Y-12 is America's main facility for processing enriched uranium. It stores nearly all of the country's reserve of about 5,000 "secondaries," the thermonuclear hearts of hydrogen bombs.

When a team of Y-12 rent-a-cops racked up a perfect score during an antiterror drill June 26, officials there were shocked. How could the guards have performed so well, they wondered, when a computer model had predicted that the defenders would lose at least half of their confrontations?

The answer was simple: The guards cheated. They had seen the computer models of the strikes the day before they were launched, rendering the test "tainted and unreliable," according to the report. And this wasn't the first time it had happened.
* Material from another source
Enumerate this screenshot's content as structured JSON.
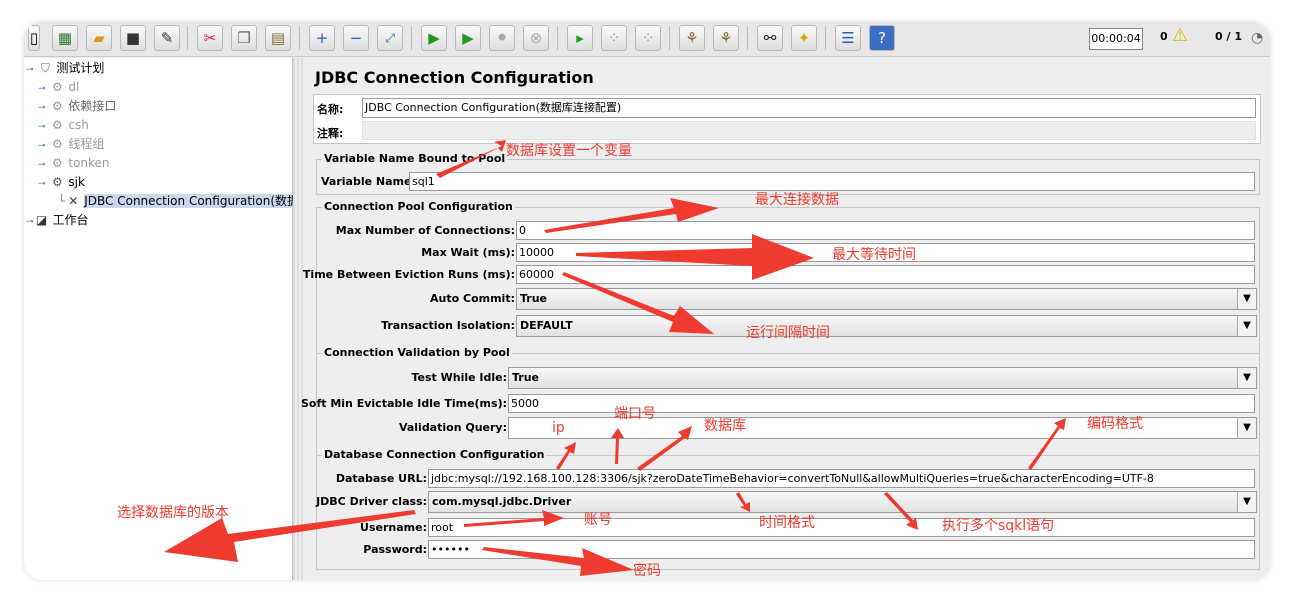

"From the mid-1980s to the present," contract security guards had been given the plans to the attacks beforehand, noted Inspector General Gregory Friedman. The defenders knew ahead of time "the specific building and wall to be attacked by the test adversary," and they knew "whether or not a diversionary tactic would be employed..."

If that wasn't a big enough advantage, "management would identify the best prepared protective force personnel and then substitute them for lesser prepared personnel," according to the report. "Based on specific attack information, trucks or other obstacles would be staged at advantageous points to be used as barricades and concealment."

The guards got slaughtered the few times they didn't cheat, said Ronald Timm, who spent six years as an independent security analyst at Y-12.

During one test, simulated terrorists took a mock, 44-pound uranium package, and "got outside of the fences in 38 seconds," he said. "People were shocked out of their minds."

My Wired News article has details.

THERE'S MORE: When are the Democratic presidential candidates going to go after the Bush administration on nuclear security? That's what a former senior Energy Department official wants to know. Recall all the [Republicans] on Capitol Hill beating up Clinton and [then-Energy Secretary] Hazel [O'Leary] for their failures," the official e-mails Defense Tech. "What has changed?"

AND MORE: Rep. Shays notes that nuclear security testing has gotten much harder since 9/11. "The basic assumption used to be, terrorists had to get in and get out [of a place like Y-12]. And getting out was so difficult," he tells Defense Tech. "That's changed since September the 11th. Now, we've got to assume that all they want to do is get in. And that's much more difficult to stop."

AND MORE: At the Pantex nuclear facility, "workers dismantling an aging nuclear weapon secured broken pieces of high explosive by taping them together," according to the AP.

"Homer Simpson has apparently relinquished his post at Springfield nuclear plant," declares the Register.

AND MORE: "Nice story, but 'heads should roll' -- don't make me laugh," says one insider. "If Shays wants to get at the problem, he ought to go down the hall and talk to the labs' protectors over on the Senate side."

AND MORE: What's left of Libya's stillborn nuclear program has just been shipped to Y-12. Oy.